Si l’argument de la taille ne convainc pas, on tient en réserve l’une de ses variantes : elle consiste à condamner la tentation de l’autarcie. L’autarcie est-elle la plus sûre façon de ruiner l’économie, d’étouffer l’initiative, d’appauvrir la culture? Certes oui, mais qui dit le contraire? Qui parle de replier le pays sur lui-même? Qui parle de renoncer à la liberté des échanges ? Qui donc ici prône l’exclusion, la fermeture aux autres? Personne! En tout cas pas moi!

Mais en quoi donc le rejet de l’autarcie a-t-il quelque chose à voir avec la prétendue nécessité d’une Europe fédérale? La réponse est simple: cela n’a rien à voir! Il y a des siècles que les échanges internationaux se déve­loppent et depuis 1945 ils ont enregistré une formidable pro­gression, contribuant à la prospérité et à l’accroissement des niveaux de vie. A-t-on eu besoin pour cela de réduire le nombre des nations? Leurs frontières politiques ont-elle fait obstacle à cette évolution? Les particularismes nationaux ont-ils compromis l’allocation des ressources, freiné l’innova­tion, ralenti la croissance?

La réalité, c’est que, le plus souvent, les empires sont nés avant les nations et non après elles. Certes, on peut trouver des régions où les nationalités s’imbriquent trop pour qu’il soit possible d’organiser des Etats mais, partout ailleurs, les ensembles transnationaux qui ont précédé les nations ont dû leur céder la place quand les peuples, enfin, ont revendiqué leur droit à disposer d’eux-mêmes, car il est clair, il est avéré que, dans l’histoire du monde, l’émergence des nations est allée de pair avec l’émancipation des peuples.

Craignons alors que, pour finir, les sentiments nationaux, à force d’être étouffés, ne s’exacerbent jusqu’à se muer en nationalismes et ne conduisent l’Europe, une fois encore, au bord de graves difficultés, car rien n’est plus dangereux qu’une nation trop longtemps frustrée de la souveraineté par laquelle s’exprime sa liberté, c’est-à-dire son droit imprescrip­tible à choisir son destin.

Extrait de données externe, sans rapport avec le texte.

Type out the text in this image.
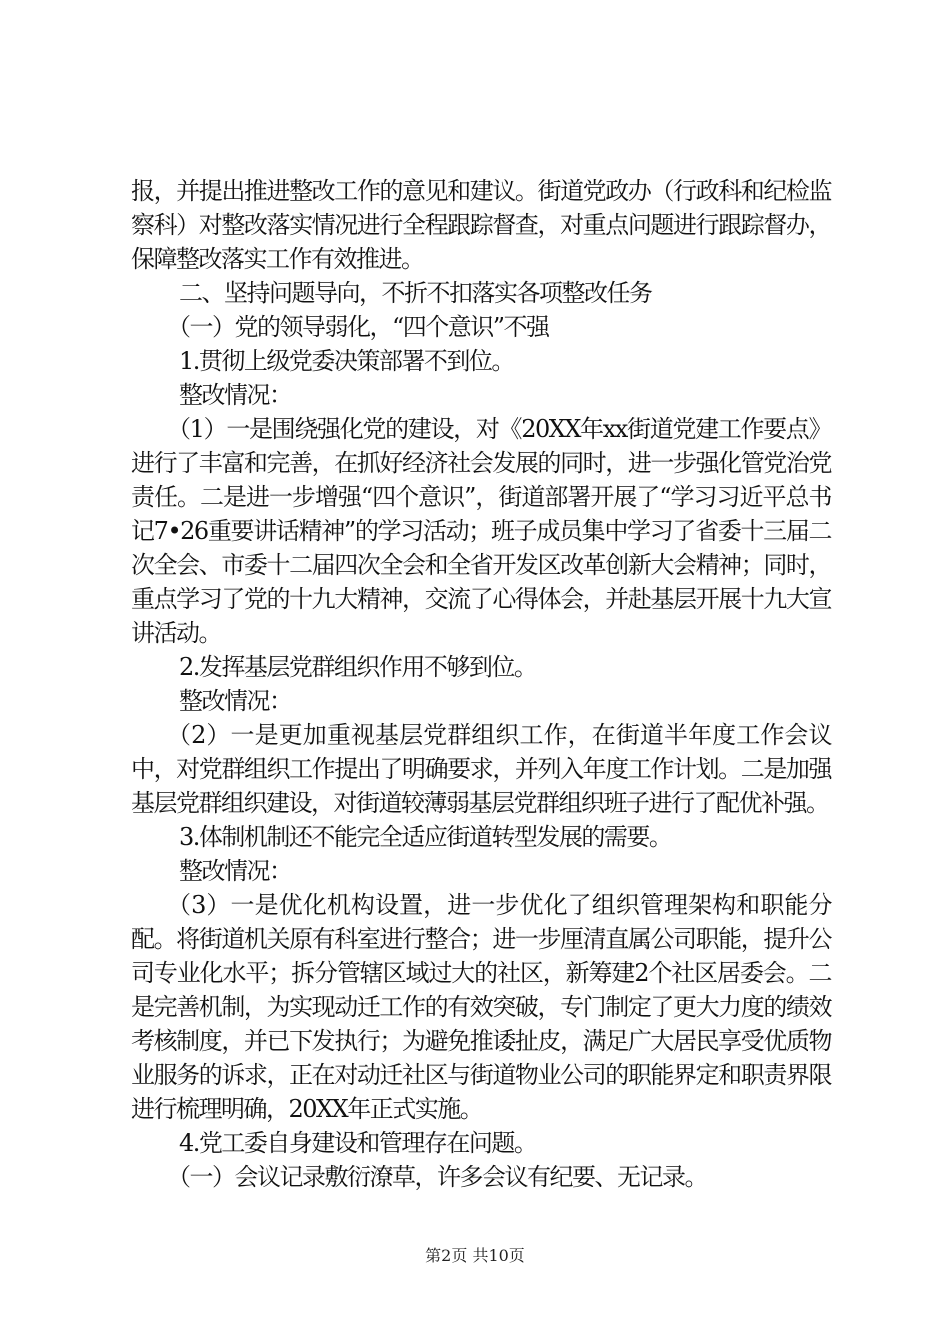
报，并提出推进整改工作的意见和建议。街道党政办（行政科和纪检监察科）对整改落实情况进行全程跟踪督查，对重点问题进行跟踪督办，保障整改落实工作有效推进。

二、坚持问题导向，不折不扣落实各项整改任务

（一）党的领导弱化，“四个意识”不强

1.贯彻上级党委决策部署不到位。

整改情况：

（1）一是围绕强化党的建设，对《20XX年xx街道党建工作要点》进行了丰富和完善，在抓好经济社会发展的同时，进一步强化管党治党责任。二是进一步增强“四个意识”，街道部署开展了“学习习近平总书记7•26重要讲话精神”的学习活动；班子成员集中学习了省委十三届二次全会、市委十二届四次全会和全省开发区改革创新大会精神；同时，重点学习了党的十九大精神，交流了心得体会，并赴基层开展十九大宣讲活动。

2.发挥基层党群组织作用不够到位。

整改情况：

（2）一是更加重视基层党群组织工作，在街道半年度工作会议中，对党群组织工作提出了明确要求，并列入年度工作计划。二是加强基层党群组织建设，对街道较薄弱基层党群组织班子进行了配优补强。

3.体制机制还不能完全适应街道转型发展的需要。

整改情况：

（3）一是优化机构设置，进一步优化了组织管理架构和职能分配。将街道机关原有科室进行整合；进一步厘清直属公司职能，提升公司专业化水平；拆分管辖区域过大的社区，新筹建2个社区居委会。二是完善机制，为实现动迁工作的有效突破，专门制定了更大力度的绩效考核制度，并已下发执行；为避免推诿扯皮，满足广大居民享受优质物业服务的诉求，正在对动迁社区与街道物业公司的职能界定和职责界限进行梳理明确，20XX年正式实施。

4.党工委自身建设和管理存在问题。

（一）会议记录敷衍潦草，许多会议有纪要、无记录。

第2页 共10页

La monnaie unique, promesses, conséquences économiques, politiques

1) Arguments des partisans de la monnaie unique

On nous dit que la monnaie unique est la clé de l’emploi. On nous annonce triomphalement qu’elle créera des millions d’emplois nouveaux – jusqu’à cinq millions, selon M. Delors, trois ou quatre, selon le Président de la République. Mais que vaut ce genre de prédiction, alors que, depuis des années, le chômage augmente en même temps que s’accélère la construction de l’Europe technocratique? Par quel miracle la monnaie unique pourrait-elle renverser cette tendance?

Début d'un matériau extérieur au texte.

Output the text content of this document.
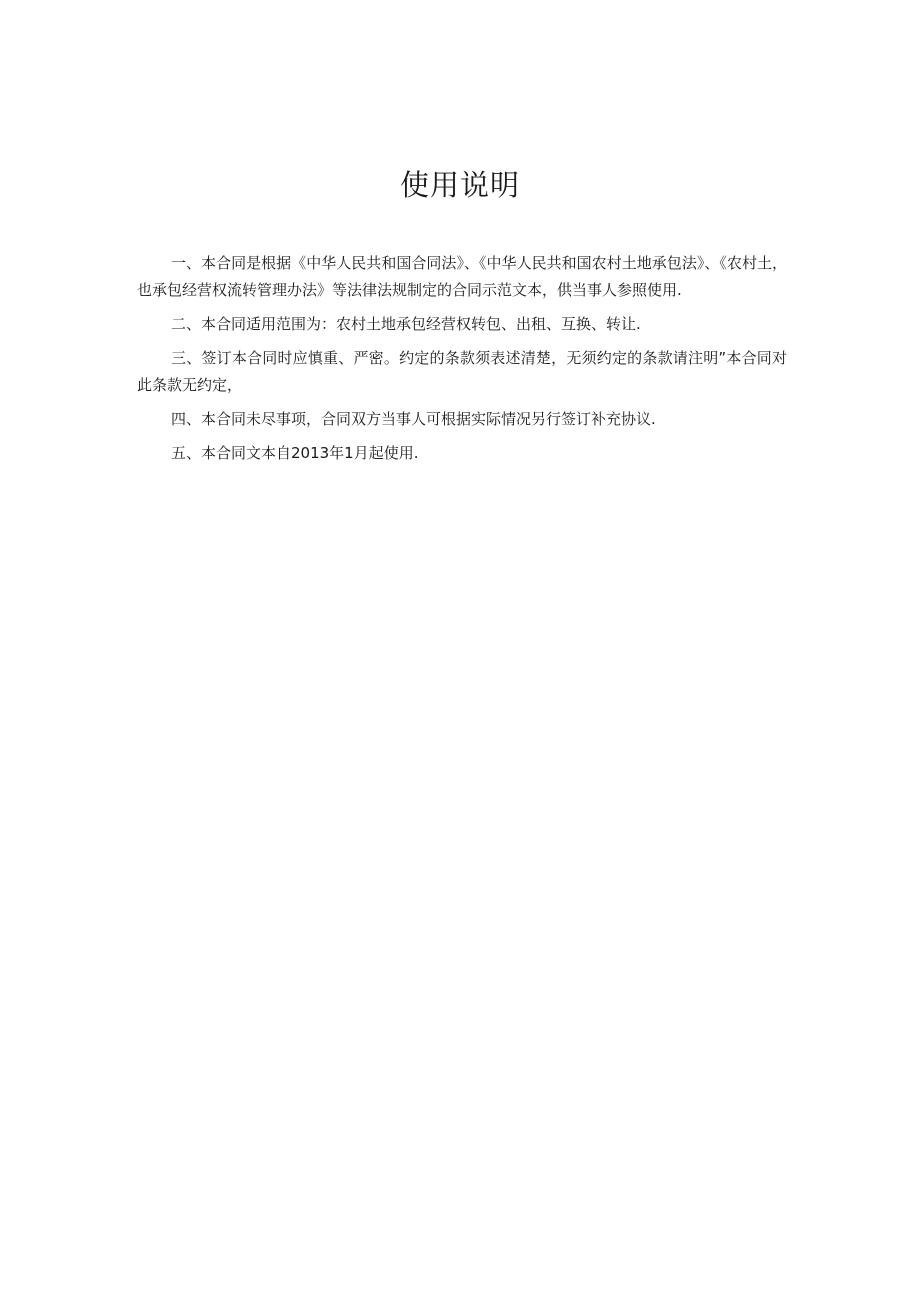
使用说明

一、本合同是根据《中华人民共和国合同法》、《中华人民共和国农村土地承包法》、《农村土，也承包经营权流转管理办法》等法律法规制定的合同示范文本，供当事人参照使用.

二、本合同适用范围为：农村土地承包经营权转包、出租、互换、转让.

三、签订本合同时应慎重、严密。约定的条款须表述清楚，无须约定的条款请注明”本合同对此条款无约定，

四、本合同未尽事项，合同双方当事人可根据实际情况另行签订补充协议.

五、本合同文本自2013年1月起使用.
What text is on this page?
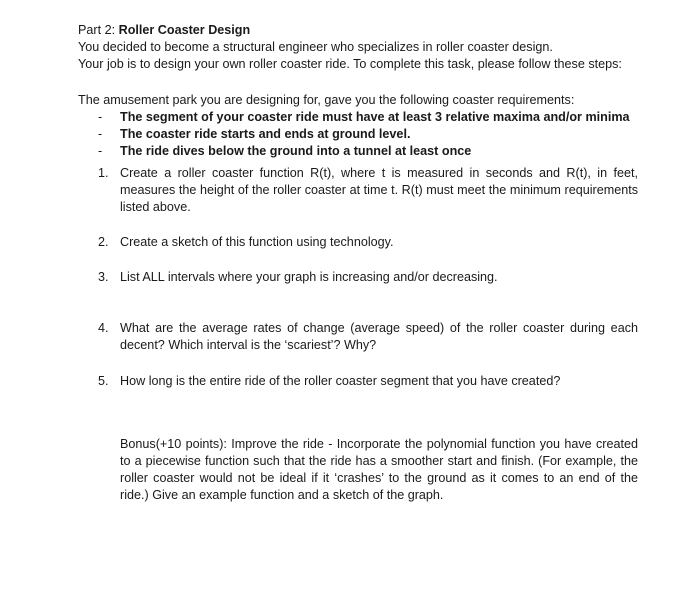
Part 2: Roller Coaster Design

You decided to become a structural engineer who specializes in roller coaster design.

Your job is to design your own roller coaster ride. To complete this task, please follow these steps:

The amusement park you are designing for, gave you the following coaster requirements:

- The segment of your coaster ride must have at least 3 relative maxima and/or minima
- The coaster ride starts and ends at ground level.
- The ride dives below the ground into a tunnel at least once
1. Create a roller coaster function R(t), where t is measured in seconds and R(t), in feet, measures the height of the roller coaster at time t. R(t) must meet the minimum requirements listed above.
2. Create a sketch of this function using technology.
3. List ALL intervals where your graph is increasing and/or decreasing.
4. What are the average rates of change (average speed) of the roller coaster during each decent? Which interval is the ‘scariest’? Why?
5. How long is the entire ride of the roller coaster segment that you have created?

Bonus(+10 points): Improve the ride - Incorporate the polynomial function you have created to a piecewise function such that the ride has a smoother start and finish. (For example, the roller coaster would not be ideal if it ‘crashes’ to the ground as it comes to an end of the ride.) Give an example function and a sketch of the graph.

On nous dit que la monnaie unique va favoriser nos exportations, mais les échanges intra­européens sont déjà considérables et I’unification de la mon­naie ne supprimera pas les risques de fluctuation vis-à-vis du dollar et du yen

On nous dit que la monnaie unique favorisera les investis­sements français dans les autres pays de la Communauté. Or aucune statistique ne permet de conclure à un effet signifi­catif du risque de change sur l’investissement.

On nous dit que la monnaie unique fera économiser d’énormes coûts de transaction, mais personnes n’est réelle­ment capable d’évaluer ces coûts et tous les chiffres cités à ce sujet sont le plus souvent totalement fantaisistes.

On nous dit que la monnaie unique fera baisser les taux d’intérêt, mais cela est plus que douteux dès lors qu’il va falloir intégrer des pays plus sujet à l’infla­tion et ensuite tout dépendra de la politique de la Banque centrale européenne qui sera indépendante, c’est-à-dire incon­trôlable.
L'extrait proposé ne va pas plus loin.